Sidwell Swim & Dive Looks Forward To Successful Season

With the winter sports season underway, one of Sidwell’s more overlooked athletic programs, Swim & Dive, is preparing for a series of meets and championships, including Metros, ISLs and MACs. The team is coming off of a successful 2021-2022 season, with the girls and boys placing third and eighth overall, respectively, in the DCSAA championships. Head Coach Megan Miller, joined by Assistant Coaches Megan Mulhern, Caleb Morris and Chris Cummings, hopes to meet and surpass last year’s record. 

Miller, who has headed the Swim & Dive program since 2009, shared three words she believes best describe the team: “Encouraging, hardworking and positive. I absolutely love coaching here at Sidwell Friends … the community and the students keep me motivated and inspired every single day.”
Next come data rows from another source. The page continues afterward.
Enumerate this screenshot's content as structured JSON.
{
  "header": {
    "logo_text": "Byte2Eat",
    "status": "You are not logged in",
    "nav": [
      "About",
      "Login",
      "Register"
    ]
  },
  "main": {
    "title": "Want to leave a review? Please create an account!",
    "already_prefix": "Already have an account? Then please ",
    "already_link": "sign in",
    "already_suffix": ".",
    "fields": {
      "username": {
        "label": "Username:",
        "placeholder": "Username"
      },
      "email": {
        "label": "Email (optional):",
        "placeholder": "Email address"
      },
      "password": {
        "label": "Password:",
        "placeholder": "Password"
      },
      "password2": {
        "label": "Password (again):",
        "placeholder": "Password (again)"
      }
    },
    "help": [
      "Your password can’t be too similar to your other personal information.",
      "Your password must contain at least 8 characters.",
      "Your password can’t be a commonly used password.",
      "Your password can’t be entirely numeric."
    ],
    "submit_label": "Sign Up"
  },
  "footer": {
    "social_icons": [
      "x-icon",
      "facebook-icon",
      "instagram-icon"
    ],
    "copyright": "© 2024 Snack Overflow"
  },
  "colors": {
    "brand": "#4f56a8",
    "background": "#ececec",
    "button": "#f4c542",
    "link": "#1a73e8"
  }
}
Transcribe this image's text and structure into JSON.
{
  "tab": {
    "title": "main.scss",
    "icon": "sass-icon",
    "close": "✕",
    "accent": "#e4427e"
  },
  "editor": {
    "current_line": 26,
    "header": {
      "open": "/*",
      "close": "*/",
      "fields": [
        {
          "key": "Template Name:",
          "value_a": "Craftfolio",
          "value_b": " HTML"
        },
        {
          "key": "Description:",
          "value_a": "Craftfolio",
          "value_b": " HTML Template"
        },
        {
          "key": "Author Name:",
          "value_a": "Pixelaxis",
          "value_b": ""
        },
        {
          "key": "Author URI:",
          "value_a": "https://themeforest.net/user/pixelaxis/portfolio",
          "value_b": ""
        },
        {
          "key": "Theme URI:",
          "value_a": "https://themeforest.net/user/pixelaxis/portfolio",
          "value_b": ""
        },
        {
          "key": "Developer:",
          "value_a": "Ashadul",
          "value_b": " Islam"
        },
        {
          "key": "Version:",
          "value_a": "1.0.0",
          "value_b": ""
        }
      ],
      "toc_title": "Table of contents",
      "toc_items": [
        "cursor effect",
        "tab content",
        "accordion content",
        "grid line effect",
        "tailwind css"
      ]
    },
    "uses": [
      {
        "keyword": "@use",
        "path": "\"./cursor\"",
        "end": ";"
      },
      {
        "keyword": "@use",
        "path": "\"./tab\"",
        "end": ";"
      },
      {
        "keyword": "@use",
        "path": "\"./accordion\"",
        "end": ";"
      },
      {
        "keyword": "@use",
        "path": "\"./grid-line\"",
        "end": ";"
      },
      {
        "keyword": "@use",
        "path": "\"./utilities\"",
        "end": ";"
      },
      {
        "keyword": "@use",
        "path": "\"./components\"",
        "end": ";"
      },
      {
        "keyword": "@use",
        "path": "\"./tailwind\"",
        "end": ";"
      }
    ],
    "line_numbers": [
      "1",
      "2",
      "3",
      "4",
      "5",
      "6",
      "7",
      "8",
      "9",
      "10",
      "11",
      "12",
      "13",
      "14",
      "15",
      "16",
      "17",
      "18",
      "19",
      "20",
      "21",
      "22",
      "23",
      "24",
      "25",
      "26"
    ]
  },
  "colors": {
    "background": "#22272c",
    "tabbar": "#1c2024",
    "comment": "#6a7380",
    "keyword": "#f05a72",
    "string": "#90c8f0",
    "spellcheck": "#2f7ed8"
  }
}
During this season, Miller hopes to emphasize community building, in addition to enhancing endurance and dropping individual event times. Her coaching philosophy centers around her desire to “[gain] a sense of team within an individual team sport.” 

Sidwell swimmers have also set ambitious goals for themselves this season, from achieving faster times to fostering a team atmosphere conducive to cross-grade bonding.

Freshman Hedy Hao echoed this sentiment, writing, “My goals for the swim season are firstly self improvement, shaving down time and qualifying for other meets, and to help build a supportive team which can encourage others to perform their best.”

As highlighted by Hao, despite the sport’s inherently individual nature, Sidwell swimmers continue to work to create a powerful sense of community on the team. 

“The swim team has a great sense of camaraderie,” senior Pierre Alvarez said. “It isn’t easy to go [to the pool] every day and to come back with wet hair in the freezing cold. We do it anyway because that’s the cost of doing the sport that we love,” he added.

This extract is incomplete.